Content area
Perceptual and ubiquitous intelligence, which enables computational systems to sense and reason about humans and the world around them using a variety of sensor-based devices, holds immense potential to make healthcare more proactive, personalized, and accessible. This intelligence is central to enabling new frontiers in healthcare, from systems for clinical diagnostics like remote vital signs monitoring and computer-assisted endoscopy, to all-day personal health management built upon present-day, wrist-worn health trackers and next-generation wearables such as smart glasses. However, existing approaches face significant problems in robust perception, high-level reasoning, and all-day operation. Perceptual methods for health sensing often degrade significantly in real-world conditions, such as in the presence of sensing target motion or within the visually ambiguous, challenging environments of internal organs. While recent advances in artificial intelligence (AI) have unlocked powerful high-level reasoning with large language models (LLMs), users still struggle to derive actionable insights from the vast data gathered by modern wrist-worn health trackers, a challenge compounded by the significant reliability and safety risks of using general-purpose, LLM-based chatbots for healthcare advice. Furthermore, as smart glasses with cameras become more widely adopted, the high power consumption of continuous camera sensing makes all-day personal health management, such as providing memory support for medication adherence, impractical.

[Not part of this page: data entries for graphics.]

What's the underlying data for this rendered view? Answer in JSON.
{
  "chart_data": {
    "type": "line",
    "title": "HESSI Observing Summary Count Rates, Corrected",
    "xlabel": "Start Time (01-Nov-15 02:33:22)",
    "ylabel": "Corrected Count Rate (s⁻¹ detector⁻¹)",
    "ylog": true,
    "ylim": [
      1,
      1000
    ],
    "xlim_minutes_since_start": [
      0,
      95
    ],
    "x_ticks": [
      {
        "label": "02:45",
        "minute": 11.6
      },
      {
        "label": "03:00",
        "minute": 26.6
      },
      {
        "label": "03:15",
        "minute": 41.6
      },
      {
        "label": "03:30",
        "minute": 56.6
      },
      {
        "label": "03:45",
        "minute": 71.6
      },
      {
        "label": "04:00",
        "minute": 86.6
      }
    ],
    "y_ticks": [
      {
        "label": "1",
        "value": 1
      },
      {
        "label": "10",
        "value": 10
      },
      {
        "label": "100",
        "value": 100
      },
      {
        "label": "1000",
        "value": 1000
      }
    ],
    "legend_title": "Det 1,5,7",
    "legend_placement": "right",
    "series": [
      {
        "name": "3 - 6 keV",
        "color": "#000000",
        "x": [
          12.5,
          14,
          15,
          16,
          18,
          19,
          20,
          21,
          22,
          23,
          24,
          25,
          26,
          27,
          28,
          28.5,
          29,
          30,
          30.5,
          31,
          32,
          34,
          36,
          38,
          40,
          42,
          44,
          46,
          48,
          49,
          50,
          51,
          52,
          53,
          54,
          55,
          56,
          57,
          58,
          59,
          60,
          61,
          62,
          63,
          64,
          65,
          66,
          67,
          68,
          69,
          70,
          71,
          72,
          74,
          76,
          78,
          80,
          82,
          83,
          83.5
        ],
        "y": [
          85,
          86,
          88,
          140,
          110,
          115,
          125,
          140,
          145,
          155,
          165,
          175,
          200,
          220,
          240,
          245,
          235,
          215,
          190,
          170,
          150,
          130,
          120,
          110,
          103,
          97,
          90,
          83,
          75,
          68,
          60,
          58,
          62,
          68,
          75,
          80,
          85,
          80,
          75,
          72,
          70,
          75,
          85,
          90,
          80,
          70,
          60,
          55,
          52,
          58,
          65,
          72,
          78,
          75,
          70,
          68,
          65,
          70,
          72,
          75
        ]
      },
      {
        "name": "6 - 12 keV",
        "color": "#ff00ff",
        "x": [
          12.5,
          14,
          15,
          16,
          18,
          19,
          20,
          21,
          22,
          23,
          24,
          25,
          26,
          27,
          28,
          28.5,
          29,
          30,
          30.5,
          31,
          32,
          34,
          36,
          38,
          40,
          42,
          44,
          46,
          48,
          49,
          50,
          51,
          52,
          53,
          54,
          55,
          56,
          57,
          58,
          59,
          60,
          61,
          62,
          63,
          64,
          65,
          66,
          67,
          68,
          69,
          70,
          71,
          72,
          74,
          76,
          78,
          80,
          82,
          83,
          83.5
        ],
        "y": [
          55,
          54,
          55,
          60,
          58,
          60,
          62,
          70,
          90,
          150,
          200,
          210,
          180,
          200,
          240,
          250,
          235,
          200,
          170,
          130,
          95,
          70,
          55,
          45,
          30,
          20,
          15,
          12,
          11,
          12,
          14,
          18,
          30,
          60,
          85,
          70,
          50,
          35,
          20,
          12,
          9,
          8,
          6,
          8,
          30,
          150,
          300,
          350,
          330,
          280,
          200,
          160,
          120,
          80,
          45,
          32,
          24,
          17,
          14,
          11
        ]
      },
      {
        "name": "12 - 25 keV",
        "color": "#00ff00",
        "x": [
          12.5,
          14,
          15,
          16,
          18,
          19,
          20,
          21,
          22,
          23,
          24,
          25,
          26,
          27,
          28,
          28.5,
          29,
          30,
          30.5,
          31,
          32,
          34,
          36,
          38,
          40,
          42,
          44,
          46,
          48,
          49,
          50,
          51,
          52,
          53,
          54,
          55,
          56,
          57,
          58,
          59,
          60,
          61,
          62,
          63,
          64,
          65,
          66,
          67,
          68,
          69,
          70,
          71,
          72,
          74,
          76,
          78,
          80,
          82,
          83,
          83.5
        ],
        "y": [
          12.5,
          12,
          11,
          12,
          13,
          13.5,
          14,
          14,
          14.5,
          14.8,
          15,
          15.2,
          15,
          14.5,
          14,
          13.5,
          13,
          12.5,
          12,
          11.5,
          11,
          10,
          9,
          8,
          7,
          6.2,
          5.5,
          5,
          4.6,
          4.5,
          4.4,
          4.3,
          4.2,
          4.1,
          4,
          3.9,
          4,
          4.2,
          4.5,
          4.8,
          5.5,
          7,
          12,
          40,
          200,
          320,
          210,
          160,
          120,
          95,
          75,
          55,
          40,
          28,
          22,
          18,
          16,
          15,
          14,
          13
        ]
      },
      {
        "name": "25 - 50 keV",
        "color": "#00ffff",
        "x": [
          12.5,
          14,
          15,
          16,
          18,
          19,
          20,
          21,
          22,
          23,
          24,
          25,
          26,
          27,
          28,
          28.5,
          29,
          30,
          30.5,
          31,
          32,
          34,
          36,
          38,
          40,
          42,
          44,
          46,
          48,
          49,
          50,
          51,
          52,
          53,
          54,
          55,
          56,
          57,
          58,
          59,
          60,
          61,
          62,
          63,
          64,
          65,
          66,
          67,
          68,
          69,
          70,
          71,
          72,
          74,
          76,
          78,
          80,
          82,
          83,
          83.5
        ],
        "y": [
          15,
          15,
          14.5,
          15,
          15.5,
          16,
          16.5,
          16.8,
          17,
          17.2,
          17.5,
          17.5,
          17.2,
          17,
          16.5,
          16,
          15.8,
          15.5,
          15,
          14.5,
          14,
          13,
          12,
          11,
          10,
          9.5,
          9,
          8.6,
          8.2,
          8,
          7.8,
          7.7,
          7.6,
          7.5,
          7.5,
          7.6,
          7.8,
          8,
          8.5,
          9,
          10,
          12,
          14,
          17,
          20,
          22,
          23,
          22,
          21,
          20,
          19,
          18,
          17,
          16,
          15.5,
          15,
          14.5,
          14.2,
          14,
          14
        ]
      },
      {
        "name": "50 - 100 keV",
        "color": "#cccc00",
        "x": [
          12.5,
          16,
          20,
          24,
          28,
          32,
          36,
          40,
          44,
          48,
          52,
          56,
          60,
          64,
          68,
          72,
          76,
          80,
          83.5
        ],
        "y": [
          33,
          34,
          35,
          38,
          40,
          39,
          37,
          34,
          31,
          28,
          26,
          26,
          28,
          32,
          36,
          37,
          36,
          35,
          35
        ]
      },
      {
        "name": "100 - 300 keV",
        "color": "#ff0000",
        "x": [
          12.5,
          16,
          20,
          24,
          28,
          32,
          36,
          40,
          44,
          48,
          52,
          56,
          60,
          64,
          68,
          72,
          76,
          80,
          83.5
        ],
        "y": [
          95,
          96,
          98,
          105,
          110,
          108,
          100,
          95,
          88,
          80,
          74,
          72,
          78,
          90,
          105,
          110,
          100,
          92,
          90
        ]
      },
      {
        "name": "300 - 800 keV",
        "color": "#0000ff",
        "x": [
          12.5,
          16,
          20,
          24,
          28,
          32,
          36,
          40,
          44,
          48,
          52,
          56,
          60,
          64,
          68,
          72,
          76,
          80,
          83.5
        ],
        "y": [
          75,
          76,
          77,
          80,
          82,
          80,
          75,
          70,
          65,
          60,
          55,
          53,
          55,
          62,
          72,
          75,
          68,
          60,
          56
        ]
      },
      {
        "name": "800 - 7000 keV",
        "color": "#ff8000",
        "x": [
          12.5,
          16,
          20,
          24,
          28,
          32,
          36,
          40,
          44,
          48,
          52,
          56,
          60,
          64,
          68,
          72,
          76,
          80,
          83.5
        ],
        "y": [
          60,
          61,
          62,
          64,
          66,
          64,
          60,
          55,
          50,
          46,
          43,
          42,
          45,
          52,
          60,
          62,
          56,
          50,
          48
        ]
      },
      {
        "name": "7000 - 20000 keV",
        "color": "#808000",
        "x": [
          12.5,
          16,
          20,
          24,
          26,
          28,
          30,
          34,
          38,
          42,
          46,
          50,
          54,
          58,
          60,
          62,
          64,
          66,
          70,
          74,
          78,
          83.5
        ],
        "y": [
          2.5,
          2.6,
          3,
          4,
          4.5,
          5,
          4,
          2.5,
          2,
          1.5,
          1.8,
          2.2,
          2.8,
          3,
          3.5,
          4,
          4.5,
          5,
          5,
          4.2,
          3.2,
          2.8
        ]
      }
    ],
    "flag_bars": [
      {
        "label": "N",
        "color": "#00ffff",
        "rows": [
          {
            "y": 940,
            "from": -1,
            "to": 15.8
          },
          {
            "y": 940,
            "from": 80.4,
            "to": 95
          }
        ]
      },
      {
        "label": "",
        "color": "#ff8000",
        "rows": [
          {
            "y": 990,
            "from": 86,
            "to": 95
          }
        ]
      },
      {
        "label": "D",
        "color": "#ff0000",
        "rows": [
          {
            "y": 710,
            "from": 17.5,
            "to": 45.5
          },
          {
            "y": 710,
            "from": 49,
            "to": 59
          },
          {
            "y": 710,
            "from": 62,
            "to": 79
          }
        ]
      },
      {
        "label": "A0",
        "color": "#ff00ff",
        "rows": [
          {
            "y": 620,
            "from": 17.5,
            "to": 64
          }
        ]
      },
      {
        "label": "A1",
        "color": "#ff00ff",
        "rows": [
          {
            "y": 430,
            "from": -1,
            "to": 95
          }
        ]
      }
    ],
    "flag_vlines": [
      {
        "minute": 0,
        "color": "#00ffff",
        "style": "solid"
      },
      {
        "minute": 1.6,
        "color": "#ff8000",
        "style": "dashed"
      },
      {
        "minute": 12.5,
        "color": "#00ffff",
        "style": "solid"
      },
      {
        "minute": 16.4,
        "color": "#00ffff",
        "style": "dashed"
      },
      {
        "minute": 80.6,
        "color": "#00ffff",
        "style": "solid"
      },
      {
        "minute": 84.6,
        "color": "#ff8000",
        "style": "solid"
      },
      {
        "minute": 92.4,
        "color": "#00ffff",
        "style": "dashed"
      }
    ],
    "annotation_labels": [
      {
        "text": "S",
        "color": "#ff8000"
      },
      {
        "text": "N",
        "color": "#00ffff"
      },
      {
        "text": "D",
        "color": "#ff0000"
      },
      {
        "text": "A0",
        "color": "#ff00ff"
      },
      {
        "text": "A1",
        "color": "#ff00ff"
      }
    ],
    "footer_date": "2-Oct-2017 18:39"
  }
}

To address the challenge of robust perception, my dissertation improves camera-based health sensing for clinical diagnostics. First, I addressed motion artifacts by developing a technique that utilizes neural motion transfer to create representative training data, significantly improving remote vital sign estimation under sensing target motion. Second, I addressed visually ambiguous environments by leveraging subtle photometric cues from near-field lighting in endoscopy to develop a novel per-pixel shading representation, enabling higher quality monocular depth estimation from clinical endoscopy videos.
To enable actionable and safer high-level reasoning for personal health management, my dissertation presents several contributions. I first addressed the challenge of personal health data interpretation by co-developing the Personal Health Insights Agent (PHIA), an LLM-based agent that autonomously uses code generation and web search tools to provide data-driven answers to a user's health questions based on their own data from wrist-worn health trackers. To improve the reliability of this reasoning, I further assessed and improved the probabilistic reasoning capabilities of underlying LLMs for questions involving data distributions. Finally, to better explore the challenge of safety when reasoning about healthcare questions, I curated and analyzed HealthChat-11K, a novel dataset of 11,000 real-world conversations, to systematically identify common failure modes and safety concerns in how users seek health information from AI chatbots.
Finally, to solve the problem of energy-efficient, all-day operation for next-generation wearables, a part of this dissertation extends battery life by using algorithms that selectively toggle power-hungry operations. To achieve this, I developed EgoTrigger, a context-aware system that listens for salient hand-object interaction events using a low-power microphone and selectively triggers a smart glass camera. This audio-driven approach can significantly reduce camera usage, as well as subsequent data storage and transmission, while preserving performance on downstream human memory enhancement tasks, enabling energy-efficient, all-day operation.